The market for our common stock will depend in part on the research and reports that securities or industry analysts publish about us or our business. Securities and industry analysts may not publish research on us. If no or few securities or industry analysts commence coverage of us, the market price and liquidity for our common stock could be negatively impacted. In the event securities or industry analysts initiate coverage, if one or more of the analysts who cover us downgrade their opinions about common stock, publish inaccurate or unfavorable research about us, or cease publishing about us regularly, demand for our common stock could decrease, which might cause our share price and trading volume to decline significantly.
Future sales, or the perception of future sales, by us or our stockholders in the public market could cause the market price for our common stock to decline.
The sale of shares of our common stock in the public market, or the perception that such sales could occur, could harm the prevailing market price of shares of our common stock. These sales, or the possibility that these sales may occur, also might make it more difficult for us to sell equity securities in the future at a time and at a price that it deems appropriate. Future resales of common stock may cause the market price of our securities to drop significantly, even if our business is doing well. As such, sales of a substantial number of shares of our common stock in the public market could occur at any time. These sales, or the perception in the market that the holders of a large number of shares intend to sell shares, could reduce the market price of our common stock.
Future issuances of debt securities and equity securities may adversely affect us, including the market price of common stock and may be dilutive to existing shareholders.

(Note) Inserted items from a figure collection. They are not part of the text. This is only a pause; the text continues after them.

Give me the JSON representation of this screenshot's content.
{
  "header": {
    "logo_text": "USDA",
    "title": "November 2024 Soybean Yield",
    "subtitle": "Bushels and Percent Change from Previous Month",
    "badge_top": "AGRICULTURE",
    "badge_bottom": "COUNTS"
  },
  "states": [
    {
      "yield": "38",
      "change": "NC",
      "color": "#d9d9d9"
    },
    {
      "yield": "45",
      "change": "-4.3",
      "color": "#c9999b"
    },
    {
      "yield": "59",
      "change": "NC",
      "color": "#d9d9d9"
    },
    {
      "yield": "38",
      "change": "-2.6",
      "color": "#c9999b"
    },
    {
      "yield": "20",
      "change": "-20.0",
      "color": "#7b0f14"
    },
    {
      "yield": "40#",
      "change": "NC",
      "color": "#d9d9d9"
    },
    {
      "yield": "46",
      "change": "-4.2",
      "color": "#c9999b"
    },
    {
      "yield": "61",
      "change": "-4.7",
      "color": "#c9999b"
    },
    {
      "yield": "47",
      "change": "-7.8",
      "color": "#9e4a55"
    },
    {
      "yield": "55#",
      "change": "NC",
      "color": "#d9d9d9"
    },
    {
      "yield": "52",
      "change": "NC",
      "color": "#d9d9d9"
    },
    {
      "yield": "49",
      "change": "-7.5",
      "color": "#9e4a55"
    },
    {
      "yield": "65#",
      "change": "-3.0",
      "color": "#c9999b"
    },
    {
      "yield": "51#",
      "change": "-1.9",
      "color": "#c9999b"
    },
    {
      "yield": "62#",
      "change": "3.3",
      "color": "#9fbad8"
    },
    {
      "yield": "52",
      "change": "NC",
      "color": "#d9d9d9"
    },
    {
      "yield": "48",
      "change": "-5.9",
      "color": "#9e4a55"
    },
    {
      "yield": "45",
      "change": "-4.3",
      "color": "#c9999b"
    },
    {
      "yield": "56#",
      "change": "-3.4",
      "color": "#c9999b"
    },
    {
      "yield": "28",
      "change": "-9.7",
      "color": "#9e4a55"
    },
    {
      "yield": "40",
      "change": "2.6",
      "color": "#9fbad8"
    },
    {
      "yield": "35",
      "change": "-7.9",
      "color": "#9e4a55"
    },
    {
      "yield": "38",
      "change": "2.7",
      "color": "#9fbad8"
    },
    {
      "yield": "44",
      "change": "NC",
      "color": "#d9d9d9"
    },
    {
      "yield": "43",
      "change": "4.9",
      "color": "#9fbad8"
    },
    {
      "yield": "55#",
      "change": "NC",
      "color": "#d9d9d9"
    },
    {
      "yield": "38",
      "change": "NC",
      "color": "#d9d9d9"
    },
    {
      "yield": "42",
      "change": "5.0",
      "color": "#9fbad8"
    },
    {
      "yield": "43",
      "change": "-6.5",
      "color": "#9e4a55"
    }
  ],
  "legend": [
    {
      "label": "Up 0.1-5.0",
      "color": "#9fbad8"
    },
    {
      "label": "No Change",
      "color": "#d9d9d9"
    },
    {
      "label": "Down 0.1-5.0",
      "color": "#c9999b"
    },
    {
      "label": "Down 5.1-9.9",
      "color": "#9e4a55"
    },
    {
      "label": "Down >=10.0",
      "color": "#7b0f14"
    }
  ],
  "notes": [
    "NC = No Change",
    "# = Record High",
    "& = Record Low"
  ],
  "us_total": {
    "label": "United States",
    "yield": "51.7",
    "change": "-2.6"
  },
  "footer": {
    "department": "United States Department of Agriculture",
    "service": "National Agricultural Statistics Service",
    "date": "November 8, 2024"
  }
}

While we have not previously incurred indebtedness to finance our business in the past and do not currently intend to do it in the future, there is no assurance that we will not incur debt or issue equity ranking senior to common stock. Those securities will generally have priority upon liquidation. Such securities also may be governed by an indenture or other instrument containing covenants restricting its operating flexibility. Additionally, any convertible or exchangeable securities that we issue in the future may have rights, preferences and privileges more favorable than those of our common stock. Because our decision to issue debt or equity in the future will depend on market conditions and other factors beyond our control, we cannot predict or estimate the amount, timing, nature or success of our future capital raising efforts. As a result, future capital raising efforts may reduce the market price of our common stock and be dilutive to existing shareholders.
We do not intend to pay cash dividends for the foreseeable future.
We currently intend to retain our future earnings, if any, to finance the further development and expansion of our business and do not intend to pay cash dividends in the foreseeable future. Any future determination to pay dividends will be at the discretion of our board of directors and will depend on our financial condition, results of operations, capital requirements, restrictions contained in future agreements and financing instruments, business prospects and such other factors as our board of directors deems relevant.
We may be subject to securities litigation, which is expensive and could divert management attention.
The market price of our common stock may be volatile and, in the past, companies that have experienced volatility in the market price of their stock have been subject to securities class action litigation. We may be the target of this type of litigation in the future. Securities litigation against us could result in substantial costs and divert management’s attention from other business concerns, which could seriously harm our business.